Windows Guide

How to Capture a WPA Handshake on Windows

TL;DR — Capturing a WPA handshake on Windows requires a WiFi adapter that supports monitor mode and packet injection. This guide walks through the complete process: adapter selection, driver installation, monitor mode setup, and handshake capture using both GUI tools and WSL with aircrack-ng.

What you need: compatible WiFi adapter

Most built-in laptop WiFi adapters (Intel, Realtek, Qualcomm) do NOT support monitor mode or packet injection on Windows. You need a USB WiFi adapter with a chipset that supports these features. The most compatible chipsets are: Ralink RT3070/RT5370, Realtek RTL8187L, Atheros AR9271, and MediaTek MT7612U.

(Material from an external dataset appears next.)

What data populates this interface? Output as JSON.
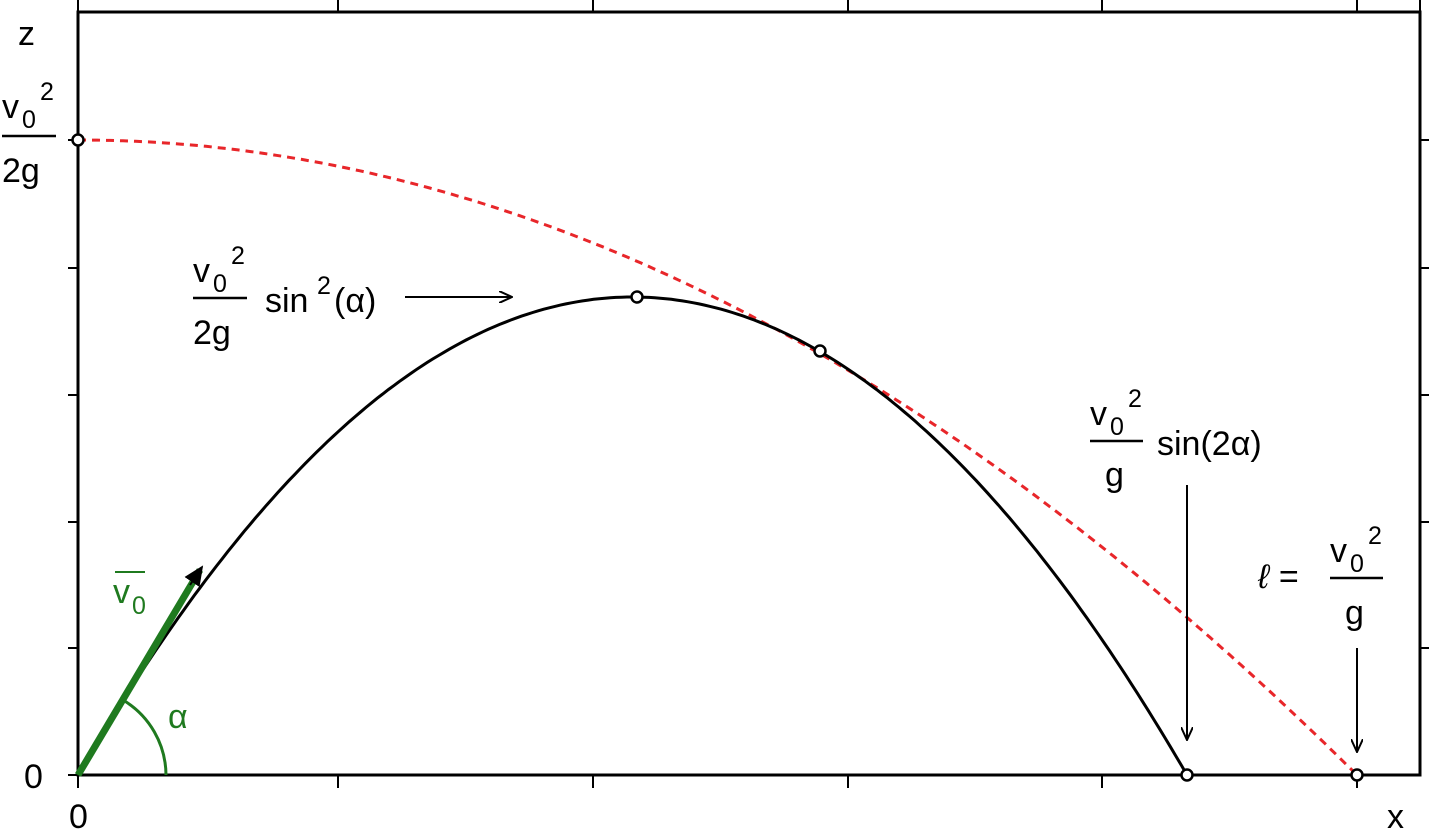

Popular adapter models: Alfa AWUS036ACH (MT7612U), Alfa AWUS036NHA (AR9271), TP-Link TL-WN722N v1 (AR9271), Panda PAU09 (RT5572). Avoid v2/v3 of TL-WN722N — they use Realtek chipsets with limited monitor mode support.

  • Required: USB WiFi adapter with monitor mode support
  • Recommended chipsets: MT7612U, AR9271, RT3070, RTL8187L
  • Avoid: Intel, Broadcom, most built-in laptop WiFi chips

Method 1: Windows GUI with CommView for WiFi

CommView for WiFi by TamoSoft is a commercial Windows WiFi analyzer that supports monitor mode with compatible adapters. It provides a graphical interface for channel scanning, packet capture, and handshake detection. While not free ($199 for a license), the 30-day trial is sufficient for a one-time capture.

Install CommView and your adapter drivers. Start a capture on the target channel. Filter for EAPOL packets. When a client connects to the network, you will see the 4-way handshake packets. Export the capture as .cap for later conversion to .hc22000 format.

Method 2: WSL with aircrack-ng (free)

Windows Subsystem for Linux (WSL2) can run aircrack-ng if you pass through the USB WiFi adapter. This gives you the full Linux wireless toolchain on Windows. Install WSL2, attach your USB adapter via usbipd, install aircrack-ng inside WSL, and follow the standard Linux capture workflow.

From WSL: sudo airmon-ng start wlan0, sudo airodump-ng wlan0mon -c <channel> --bssid <BSSID> -w capture, wait for a client to connect (or deauth one with aireplay-ng -0 5 -a <BSSID> -c <client> wlan0mon). The .cap file is your captured handshake.

Converting the capture to .hc22000

Once you have the .cap file with a valid handshake, convert it to Hashcat mode 22000 format using hcxpcapngtool: hcxpcapngtool -o output.hc22000 capture.cap. Optionally add the networks ESSID if not already included: -E essidlist. The .hc22000 file can be uploaded to a WiFi password recovery service or attacked locally with hashcat.

Frequently Asked Questions

Can I capture a handshake without a special adapter?
Almost always no. Standard built-in WiFi adapters don't support monitor mode. You need a USB adapter with a compatible chipset (MT7612U, AR9271, RT3070, RTL8187L). Alfa Network adapters are the most reliable choice.
How long does a handshake capture take?
Seconds to minutes if a client is already connected and you force a deauthentication. Without an active client, you must wait for a new connection — this could take minutes to hours.
Is packet capture legal?
Capturing packets on networks you own or have explicit authorization for is legal. Capturing packets on third-party networks without permission violates wiretapping laws (CFAA in US, Computer Misuse Act in UK). Always capture on your own network or with written authorization.
What if no client connects to the network?
WiFi recovery from a handshake requires the network to have at least one active client during capture. If the network has zero clients, a handshake cannot be captured. Alternative: access router admin from wired connection.